“No.” Letisha stepped forward. “I’m not leaving her.”
“Letisha!” Sybil turned to her friend. “Please. Take the other ladies. I’ll be fine. I’ll be out as soon as I can. Please.” Letisha shook her head, her mouth opening to protest again. Tears sprung to Sybil’s eyes. “Do as Clarice says. Please.”
Perhaps Letisha understood in that moment that to do anything else would prove to be suicide. Tears spilled down Letisha’s face, but she nodded and ran with Maria and Pauline.
Taggert also didn’t move, perhaps too dumbfounded to recognize what to do.
“Sybil, my dear,” Clarice said with the beatific smile. “You are to be my student. I didn’t have children, so you will replace me as the overseer of this mansion and the priestess of Heysooth. I’ve already changed my will and you will inherit this mansion and all the contents. I see now that it was unwise to think I could sell this house. Heysooth has consumed so many people who entered here over all the years. They were Heysooth’s nutrition. The life.”
Heysooth grew taller, its breathing became louder, the strange sounds rumbling from it far more disturbing than anything Sybil had heard in her life. Her trepidation expanded with it, and she discerned make or break time had come.

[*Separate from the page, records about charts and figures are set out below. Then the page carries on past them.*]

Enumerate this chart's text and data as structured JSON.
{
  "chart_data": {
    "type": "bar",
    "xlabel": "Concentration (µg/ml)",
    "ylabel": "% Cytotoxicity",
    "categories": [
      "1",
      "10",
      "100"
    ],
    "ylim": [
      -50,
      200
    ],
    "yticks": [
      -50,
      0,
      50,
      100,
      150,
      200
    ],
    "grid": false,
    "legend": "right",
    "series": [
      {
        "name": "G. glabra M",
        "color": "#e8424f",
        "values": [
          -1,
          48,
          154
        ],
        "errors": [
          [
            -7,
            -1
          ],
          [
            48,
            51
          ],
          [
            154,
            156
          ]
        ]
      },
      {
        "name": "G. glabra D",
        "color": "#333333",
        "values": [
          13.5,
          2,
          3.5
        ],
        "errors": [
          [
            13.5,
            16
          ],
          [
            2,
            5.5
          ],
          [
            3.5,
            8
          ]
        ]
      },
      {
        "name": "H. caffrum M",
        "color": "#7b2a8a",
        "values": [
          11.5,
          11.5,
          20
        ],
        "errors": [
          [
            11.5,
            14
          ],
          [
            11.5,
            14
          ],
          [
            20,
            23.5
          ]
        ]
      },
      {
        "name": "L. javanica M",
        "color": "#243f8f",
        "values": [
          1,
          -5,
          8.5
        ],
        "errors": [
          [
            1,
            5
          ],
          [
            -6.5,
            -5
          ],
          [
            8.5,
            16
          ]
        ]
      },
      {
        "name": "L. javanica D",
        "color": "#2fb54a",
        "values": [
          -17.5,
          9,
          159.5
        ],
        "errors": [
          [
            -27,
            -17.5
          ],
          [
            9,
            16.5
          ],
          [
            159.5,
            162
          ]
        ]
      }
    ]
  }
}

“The family that was renting from you last,” Sybil said. “Were they consumed by Heysooth?”
“Yes. But time is catching up with me, and I need some worthy person to take over this calling. As long as you feed Heysooth, all will be well for you and for Doug…if you choose Doug as your partner. If you reject him or he rejects you, I’m afraid the consequences could be severe. We can’t have him telling what he’s seen, even if I think he’s an honorable, amazing man. Heysooth, it is time to feed.”
Taggert lifted his arm to shoot. Time seemed to halt.
Instinct kicked in for Sybil as the creature swung toward Taggert, its body making sloshing, awful noises she couldn’t have defined if anyone had asked her to explain them. There were too many questions, too many things she wanted to understand. A decision had to be made.
No time. No time.
Earsplitting gunshots came from Taggert’s semi-automatic pistol as he screamed and attempted to escape Heysooth’s attack. The creature didn’t flinch. It reached out.
Before she could blink, Heysooth enveloped Taggert. Taggert’s screams ceased as Heysooth’s tentacles jammed the man into its body until only his legs dangled below the creature’s massive bulk and blood splattered across the floor.
Crunching sounds. Slurping. A human body being destroyed and consumed.
Doug grabbed Sybil and yanked her away, and they ran.
Sybil expected to suffer the heinous destruction of the beast’s arms taking her down and crushing her to bits.
Any minute now. Any minute now. Death, death, death.
She reached the top of the stairs with Doug barreling along behind her. The door at the top stood wide open, and in that second, it felt a million miles away. The door slammed in her face.
She would’ve fallen backwards, but Doug held her up.
Fury boiled inside her. The scream that came out of her ripped into her own ears, so loud. So damn loud. “Open!”
The door flew open, and they ran out and into the Great Hall.
They turned around in time to see Heysooth, blood still dripping from its underside, its breath sending a stinking wave of death toward them. Sybil gagged.
Clarice came from behind the creature and stood next to it. “Sybil, this is your last chance, my dear. Please.”
Clarity hit Sybil. More powerful and sure than anything she’d faced before.
The house did more than groan. The floor under them trembled, and then the walls cracked. The chandelier in the ceiling swayed, causing the metal to screech as it was tested.
“I’m not sorry Taggert is gone,” Sybil yelled. “I won’t mourn him. I wish that justice could consume every man who harmed a woman.”
Satisfaction filled Clarice’s expression. As if she’d won.
Sybil looked at Doug. “Leave now while you still can!”
He shook his head. “I’m not leaving you!”
Sybil turned back to Heysooth, and Clarice and something directed her. She didn’t know how or why. She put her hands out toward them, and a scream ripped from her throat. It was earsplitting.